Dal Vangelo secondo Matteo
Mt 11,25-30
In quel tempo Gesù disse: «Ti rendo lode, Padre, Signore del cielo e della terra, perché hai nascosto queste cose ai sapienti e ai dotti e le hai rivelate ai piccoli. Sì, o Padre, perché così hai deciso nella tua benevolenza. Tutto è stato dato a me dal Padre mio; nessuno conosce il Figlio se non il Padre, e nessuno conosce il Padre se non il Figlio e colui al quale il Figlio vorrà rivelarlo.
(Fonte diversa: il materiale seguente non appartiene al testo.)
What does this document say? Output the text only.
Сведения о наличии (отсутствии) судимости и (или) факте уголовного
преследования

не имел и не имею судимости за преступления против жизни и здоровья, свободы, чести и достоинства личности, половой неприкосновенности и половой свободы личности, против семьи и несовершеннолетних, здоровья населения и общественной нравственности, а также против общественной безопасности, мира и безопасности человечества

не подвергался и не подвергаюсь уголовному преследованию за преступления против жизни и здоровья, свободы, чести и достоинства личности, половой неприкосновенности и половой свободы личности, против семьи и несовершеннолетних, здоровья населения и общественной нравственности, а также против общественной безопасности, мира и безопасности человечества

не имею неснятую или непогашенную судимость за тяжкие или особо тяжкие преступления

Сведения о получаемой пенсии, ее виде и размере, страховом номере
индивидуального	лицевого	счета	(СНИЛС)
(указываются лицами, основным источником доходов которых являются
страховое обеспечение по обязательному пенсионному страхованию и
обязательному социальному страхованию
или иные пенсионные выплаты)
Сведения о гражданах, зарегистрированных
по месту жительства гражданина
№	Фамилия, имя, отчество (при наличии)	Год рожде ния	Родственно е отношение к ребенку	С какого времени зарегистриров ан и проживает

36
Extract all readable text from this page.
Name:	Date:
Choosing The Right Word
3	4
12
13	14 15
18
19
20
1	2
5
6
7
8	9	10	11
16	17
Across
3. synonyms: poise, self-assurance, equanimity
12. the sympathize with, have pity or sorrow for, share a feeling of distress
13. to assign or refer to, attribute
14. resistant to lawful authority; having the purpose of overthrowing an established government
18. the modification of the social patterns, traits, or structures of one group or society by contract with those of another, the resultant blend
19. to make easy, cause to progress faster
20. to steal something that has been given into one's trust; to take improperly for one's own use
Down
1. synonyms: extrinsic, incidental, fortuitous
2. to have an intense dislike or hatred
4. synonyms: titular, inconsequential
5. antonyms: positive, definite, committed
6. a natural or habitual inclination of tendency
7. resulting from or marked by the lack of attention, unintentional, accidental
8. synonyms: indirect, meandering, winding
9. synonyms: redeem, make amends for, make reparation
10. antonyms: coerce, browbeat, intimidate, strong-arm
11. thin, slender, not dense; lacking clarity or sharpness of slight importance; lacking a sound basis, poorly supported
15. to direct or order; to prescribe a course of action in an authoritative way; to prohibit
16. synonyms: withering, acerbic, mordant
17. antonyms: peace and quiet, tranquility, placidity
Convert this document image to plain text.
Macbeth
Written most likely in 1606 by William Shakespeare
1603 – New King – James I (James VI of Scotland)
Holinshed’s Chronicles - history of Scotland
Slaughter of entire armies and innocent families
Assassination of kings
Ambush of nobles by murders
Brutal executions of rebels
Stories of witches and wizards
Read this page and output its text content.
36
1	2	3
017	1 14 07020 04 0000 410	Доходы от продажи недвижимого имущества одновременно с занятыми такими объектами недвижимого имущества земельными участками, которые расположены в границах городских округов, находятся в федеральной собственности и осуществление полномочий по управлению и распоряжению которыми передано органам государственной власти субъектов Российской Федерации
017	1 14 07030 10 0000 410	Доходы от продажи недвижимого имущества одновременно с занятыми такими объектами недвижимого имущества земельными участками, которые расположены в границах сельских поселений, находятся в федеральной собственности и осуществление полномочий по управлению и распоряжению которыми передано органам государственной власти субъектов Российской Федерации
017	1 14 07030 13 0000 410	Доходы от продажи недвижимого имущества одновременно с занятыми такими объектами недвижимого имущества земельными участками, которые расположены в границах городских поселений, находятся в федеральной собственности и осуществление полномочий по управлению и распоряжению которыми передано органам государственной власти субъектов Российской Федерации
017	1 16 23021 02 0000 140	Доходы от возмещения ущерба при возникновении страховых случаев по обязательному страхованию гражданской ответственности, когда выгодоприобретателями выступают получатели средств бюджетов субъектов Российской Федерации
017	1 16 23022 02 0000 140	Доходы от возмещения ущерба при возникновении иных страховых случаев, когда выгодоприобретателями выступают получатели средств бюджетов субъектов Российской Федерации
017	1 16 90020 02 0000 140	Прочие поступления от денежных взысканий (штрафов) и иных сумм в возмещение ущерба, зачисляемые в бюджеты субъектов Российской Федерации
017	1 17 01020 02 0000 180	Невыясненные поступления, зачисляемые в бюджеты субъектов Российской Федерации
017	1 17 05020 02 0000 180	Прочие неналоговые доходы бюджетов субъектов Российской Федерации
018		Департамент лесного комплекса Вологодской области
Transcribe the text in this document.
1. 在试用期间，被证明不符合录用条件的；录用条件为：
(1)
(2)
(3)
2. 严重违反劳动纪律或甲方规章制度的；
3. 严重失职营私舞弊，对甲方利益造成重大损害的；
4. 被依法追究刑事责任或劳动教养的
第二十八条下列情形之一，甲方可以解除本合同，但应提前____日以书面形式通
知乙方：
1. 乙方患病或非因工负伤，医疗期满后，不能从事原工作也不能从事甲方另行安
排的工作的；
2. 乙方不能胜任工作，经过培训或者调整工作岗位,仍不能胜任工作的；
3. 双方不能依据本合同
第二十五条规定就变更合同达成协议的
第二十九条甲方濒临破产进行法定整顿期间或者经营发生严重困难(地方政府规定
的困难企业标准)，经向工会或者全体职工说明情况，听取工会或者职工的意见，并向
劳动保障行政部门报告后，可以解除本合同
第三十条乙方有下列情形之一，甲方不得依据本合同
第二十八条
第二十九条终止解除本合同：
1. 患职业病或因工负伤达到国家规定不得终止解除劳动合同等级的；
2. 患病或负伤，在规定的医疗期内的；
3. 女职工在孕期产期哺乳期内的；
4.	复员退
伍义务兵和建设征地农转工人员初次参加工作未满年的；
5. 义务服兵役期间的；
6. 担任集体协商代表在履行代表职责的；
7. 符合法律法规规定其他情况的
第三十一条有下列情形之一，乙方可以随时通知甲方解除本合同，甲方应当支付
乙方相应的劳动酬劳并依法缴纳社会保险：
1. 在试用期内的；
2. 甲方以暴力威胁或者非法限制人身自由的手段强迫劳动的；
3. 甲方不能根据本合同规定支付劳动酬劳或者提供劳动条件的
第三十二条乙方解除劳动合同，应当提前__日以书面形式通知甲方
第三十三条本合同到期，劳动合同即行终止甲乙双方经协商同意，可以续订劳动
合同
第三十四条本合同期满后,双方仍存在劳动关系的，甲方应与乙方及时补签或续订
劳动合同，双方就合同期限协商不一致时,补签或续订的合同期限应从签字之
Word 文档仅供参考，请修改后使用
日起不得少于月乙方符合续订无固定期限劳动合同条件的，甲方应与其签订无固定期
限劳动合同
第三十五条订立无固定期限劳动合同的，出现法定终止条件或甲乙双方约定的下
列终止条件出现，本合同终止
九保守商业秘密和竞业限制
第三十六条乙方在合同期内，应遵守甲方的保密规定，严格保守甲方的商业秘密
Venite a me, voi tutti che siete stanchi e oppressi, e io vi darò ristoro. Prendete il mio giogo sopra di voi e imparate da me, che sono mite e umile di cuore, e troverete ristoro per la vostra vita. Il mio giogo infatti è dolce e il mio peso leggero».
Non sono rare le giornate in cui ci capita di non farcela più, in cui sembra che tutti si accaniscano contro di te, l’oroscopo compreso. Hai proprio giù la catena, vai in depressione, si accumulano proprio tutte le contrarietà. Allora ricorri ai rimedi: mandi al diavolo tutti, ma sposti solo il problema; ti ubriachi, ma poi ti trovi peggio di prima con il mal di testa per giunta; ti impasticchi o ti dai ai tranquillanti con il risultato alla fine di sentirti uno zombi.
Gesù dice: venite a me voi tutti che siete affaticati e oppressi e io vi darò ristoro. Traduciamo: quando non ce la fai più, io ci sono; quando ti sembra che tutto crolli io non cedo; quando sei disperato, io sono il tuo futuro; quando ti sembra che non ci sia un cane a capirti, prova a passare da me e vedrai che io non ho altro da fare che accoglierti, rinfrancarti, coccolarti.
Gesù era la consolazione dei poveri che incontrava, era il segno della bontà di Dio per chi provava solo rimorso, era l’oasi per ogni deserto di emozioni. Come si può trovare in Gesù questo ristoro? Il mio giogo è dolce e il mio carico è leggero. Prendi questo peso, rifatti alla mia parola, altro che tranquillanti. Spesso nella vita ci scrolliamo di dosso la proposta cristiana perché la riteniamo oppressiva, antiliberatoria, pesante e saltiamo in braccio alla infelicità, paghiamo pure gli psichiatri per mantenerci infelici.
Ci scrolliamo di dosso quella che ci sembra una croce, che Cristo sempre porta con noi e andiamo a costruircene di incomprensibili. La soluzione di tanti nostri affanni è proprio la sua parola, la sua visione della vita; sono le sue beatitudini, ma noi vogliamo scartare Lui per avere la vita. Possiamo pure non fidarci e sbagliare ma che cosa ci costa ritornare? Solo il primo slancio per buttarsi nelle braccia di un padre.
Spesso questo buttarci nelle braccia di un papà è ricevere il perdono dei nostri peccati, è riconciliarsi con la confessione, è l’umiltà di inginocchiarci a un confessionale e aprire il cuore non allo psicologo, che pure per la nostra salute psichica spesso serve, ma a Dio nel sacramento del suo perdono. Questo pure, anche se ci siamo dimenticati, è fare Pasqua di risurrezione e di speranza, è Giubileo.